The real question is not which platform is most popular
Small business owners often ask which platform is best, but the better question is which platform fits the way your business actually operates. A solo consultant, a local plumber, and a retail shop do not have the same needs.
The wrong platform usually creates one of two problems. Either it is too limited and you outgrow it quickly, or it is too bloated and becomes slow, fragile, and annoying to maintain.
What WordPress is good at
WordPress is flexible and can be a strong option when you need a large content site, complex publishing workflows, or access to a huge ecosystem of themes and plugins.
The tradeoff is maintenance. Many small business sites on WordPress eventually inherit plugin conflicts, update warnings, security patches, and a backend the owner never wanted to manage in the first place.
Where Wix and Squarespace fit
Wix and Squarespace make it easy to launch quickly, especially for owners who want to do everything themselves. They are convenient, visual, and approachable.
The downside is that they can feel limiting when you want a more distinctive design, stronger performance, or a setup that does not look like a template. They can work well for some businesses, but they are not always the best long-term fit for competitive local markets.
When a custom-built site makes more sense
A custom-built site is usually the best fit when you care about speed, a more original look, cleaner code, and avoiding plugin dependency. That matters for local businesses that want to look more premium than the average builder site.
Custom does not automatically mean complicated. A focused brochure-style site for a local business can be custom built and still be easier to maintain than a plugin-heavy setup.
How to choose the right platform for your business
Use these questions to narrow it down.
- Do you want to update the site yourself, or do you want it handled for you?
- Will the site mostly generate leads, or does it need ecommerce and advanced workflows?
- How important are page speed and a distinct visual identity in your market?
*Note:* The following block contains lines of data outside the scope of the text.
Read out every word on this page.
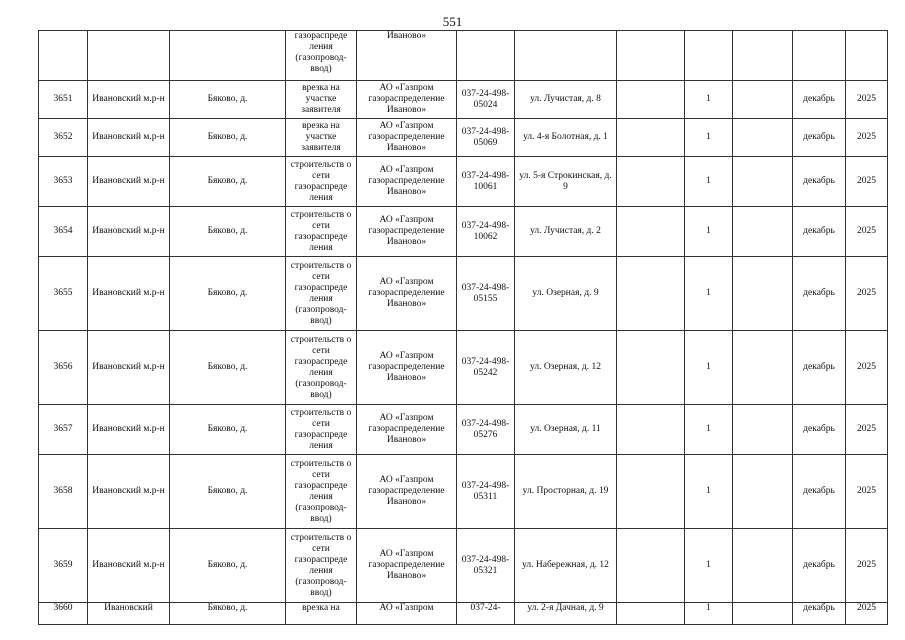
551
			газораспреде ления (газопровод-ввод)	Иваново»							
3651	Ивановский м.р-н	Бяково, д.	врезка на участке заявителя	АО «Газпром газораспределение Иваново»	037-24-498-05024	ул. Лучистая, д. 8		1		декабрь	2025
3652	Ивановский м.р-н	Бяково, д.	врезка на участке заявителя	АО «Газпром газораспределение Иваново»	037-24-498-05069	ул. 4-я Болотная, д. 1		1		декабрь	2025
3653	Ивановский м.р-н	Бяково, д.	строительств о сети газораспреде ления	АО «Газпром газораспределение Иваново»	037-24-498-10061	ул. 5-я Строкинская, д. 9		1		декабрь	2025
3654	Ивановский м.р-н	Бяково, д.	строительств о сети газораспреде ления	АО «Газпром газораспределение Иваново»	037-24-498-10062	ул. Лучистая, д. 2		1		декабрь	2025
3655	Ивановский м.р-н	Бяково, д.	строительств о сети газораспреде ления (газопровод-ввод)	АО «Газпром газораспределение Иваново»	037-24-498-05155	ул. Озерная, д. 9		1		декабрь	2025
3656	Ивановский м.р-н	Бяково, д.	строительств о сети газораспреде ления (газопровод-ввод)	АО «Газпром газораспределение Иваново»	037-24-498-05242	ул. Озерная, д. 12		1		декабрь	2025
3657	Ивановский м.р-н	Бяково, д.	строительств о сети газораспреде ления	АО «Газпром газораспределение Иваново»	037-24-498-05276	ул. Озерная, д. 11		1		декабрь	2025
3658	Ивановский м.р-н	Бяково, д.	строительств о сети газораспреде ления (газопровод-ввод)	АО «Газпром газораспределение Иваново»	037-24-498-05311	ул. Просторная, д. 19		1		декабрь	2025
3659	Ивановский м.р-н	Бяково, д.	строительств о сети газораспреде ления (газопровод-ввод)	АО «Газпром газораспределение Иваново»	037-24-498-05321	ул. Набережная, д. 12		1		декабрь	2025
3660	Ивановский	Бяково, д.	врезка на	АО «Газпром	037-24-	ул. 2-я Дачная, д. 9		1		декабрь	2025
- Who will fix things six months from now when something breaks or needs updating?
Bottom line
There is no universal best platform for every business. The best platform is the one that matches your operational reality, not the one with the loudest marketing.
For many local service businesses, the best choice is the one that combines a fast custom front end with ongoing support, because that removes the technical burden while still giving the site a stronger result than a generic builder.
Common questions
Is WordPress still good for small businesses in 2026?
Yes, for some use cases. But many local businesses do not need WordPress-level complexity and may prefer a faster, simpler setup with less plugin maintenance.
Is Wix or Squarespace better than a custom website?
They are easier to self-manage, but a custom website usually offers better performance, a more distinctive design, and fewer long-term platform limitations.